Конечно, Рената об этом думала. И не раз. Едва ли нашёлся бы космопроходец, не размышлявший о тёплой, уютной вате тьмы, из которой человека выдёргивает Ординатор. А если и нашёлся, ему б не поверили. Всякий помнил ту тьму: манящее спокойствие и безмятежность, неодолимый магнетизм. Быстро и безболезненно высвободиться из неё можно только с помощью Ординатора. О таком не думать – не уметь думать в принципе.

– В последний год я слишком часто об этом размышляю, Вик… – с тяжёлыми нотами в голосе проговорила Рената.

– Знаешь, мой папа – католик. Такой, что в ортодоксальности даст фору православному патриарху.

– Как его зовут? – отчего-то спросила Рената. Ей вдруг стало жуть как интересно.

– Штефан.

Рената усмехнулась.

– Что смешного?

– Выходит, ты Штефановна? Немного забавно звучит.

– Нет. У нас нет отчества. Отчество прописывается только в славянских семьях.

– Постой, ты – немка?

– Да. Я б сказала – германка. Так на русском будет правильней.

– Католик в Германии, это как буддист в Исландии, наверное, – предположила Рената и вдруг поняла, что с момента разговора с Нечаевым, Буровым и Санычем ни разу не заикнулась.

– Интересное сравнение, но нет. Во-первых, католиков в Германии немало: чуть меньше трети. Во-вторых, родилась и выросла я в Граце, на юге Австрии. Через год после референдума и объединения в Германскую Республику. Так вот…

– Прости, если сбила с мысли…

– Ничего. Мой папа католик. И воспитывалась я, сама понимаешь, в католических традициях. Ну, более или менее, учитывая события в Европе, всю эту послевоенную грязь. Папа рассказывал мне о боге. Старался донести до меня то, что, наверное, чувствовал сам. Пытался объяснить мне как это – бог…

– Извини, но я теряю мысль. Причём тут «прыжок»?

– Тебе не думалось, что темнота, ну, понимаешь, о чём я, и есть…

– Бог? – Рената даже приподнялась на локтях.

– Ну, не то чтобы он, просто… Там так тепло. Уютно и нестрашно. Как будто бы…

– Вернулась в начало.

– Ты прям мои мысли прочла!

– Нет, Вик, – Рената потёрла лицо, сдавила ладонями готовую распасться надвое голову. – Просто так все говорят. Все это чувствовали, понимаешь? Все ощущали как бы возврат в самое начало.

Виктория не ответила. Да Рената и не хотела, чтобы ей отвечали. Она хотела закрыть глаза и… что? Не открыть их больше? Остаться там, в темноте, куда страху так и прожить жизнь в одиночестве ни за что не пробиться? И бросить всех, бросить обязанности, груз Ординатора?

Ну нет… Не для того всё это было. Не для того недели пропитывались серостью даже когда над стольным Новосибирском распускался цветами дурманящий май!
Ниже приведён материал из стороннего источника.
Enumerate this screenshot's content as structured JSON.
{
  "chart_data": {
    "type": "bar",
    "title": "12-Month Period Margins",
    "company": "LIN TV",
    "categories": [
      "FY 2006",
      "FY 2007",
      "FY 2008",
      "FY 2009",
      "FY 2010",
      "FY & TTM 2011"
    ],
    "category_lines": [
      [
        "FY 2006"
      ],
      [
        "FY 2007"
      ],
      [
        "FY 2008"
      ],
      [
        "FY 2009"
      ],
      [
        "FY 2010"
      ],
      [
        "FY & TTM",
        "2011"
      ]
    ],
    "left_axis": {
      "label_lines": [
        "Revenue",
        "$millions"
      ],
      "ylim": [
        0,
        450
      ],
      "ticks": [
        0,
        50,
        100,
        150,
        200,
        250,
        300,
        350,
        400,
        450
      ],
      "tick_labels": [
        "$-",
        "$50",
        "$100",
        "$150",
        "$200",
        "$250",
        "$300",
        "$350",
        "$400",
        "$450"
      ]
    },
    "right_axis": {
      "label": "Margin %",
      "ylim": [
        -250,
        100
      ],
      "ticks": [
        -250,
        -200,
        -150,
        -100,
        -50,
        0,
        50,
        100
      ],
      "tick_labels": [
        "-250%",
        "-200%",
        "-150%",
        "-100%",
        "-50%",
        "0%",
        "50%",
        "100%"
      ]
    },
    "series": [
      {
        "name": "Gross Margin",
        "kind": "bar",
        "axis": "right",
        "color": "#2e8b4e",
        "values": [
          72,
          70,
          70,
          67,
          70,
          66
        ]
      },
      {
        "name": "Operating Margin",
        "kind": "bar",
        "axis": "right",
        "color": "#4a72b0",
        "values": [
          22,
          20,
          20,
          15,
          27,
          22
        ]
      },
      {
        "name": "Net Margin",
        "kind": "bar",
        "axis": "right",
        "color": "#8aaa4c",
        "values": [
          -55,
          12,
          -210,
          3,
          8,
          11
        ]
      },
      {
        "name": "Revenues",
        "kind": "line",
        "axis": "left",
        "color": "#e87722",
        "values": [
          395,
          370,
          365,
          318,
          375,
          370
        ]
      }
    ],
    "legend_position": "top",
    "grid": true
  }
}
Должно же быть что-то ещё! Должна же она ещё раз встретить человека, расколовшего бы жизнь на «до» и «после»! На серость и цвет... Ну не врали же поэты – поэты не умеют врать!!

Рената не сразу поняла, что Виктория стонет. Подскочила было на помощь, но тревога оказалась ложной. Девушка лежала в том же положении, уронив руку на лоб, а на полу появилась маленькая желтоватая лужица.

– Когда же это кончится!..

По телу Ренаты пробежали мурашки. Ответ на этот вопрос давно затерялся где-то по пути к ней. Рената ждала его больше всего на свете.

В переборку постучали. Вошёл Иван с постельными принадлежностями в вакуумных упаковках. Определив их на второй ярус, он снова исчез, чтобы вскоре появиться уже с матрацами и подушками. Глянув на состояние женщин, Иван молча принялся всё это распаковывать и раскладывать. Освободившиеся от гнёта упаковки матрацы, подобно тому чёрту из табакерки, резко, кратно увеличились в объёме, развернулись и расправились. То же самое случилось с подушками.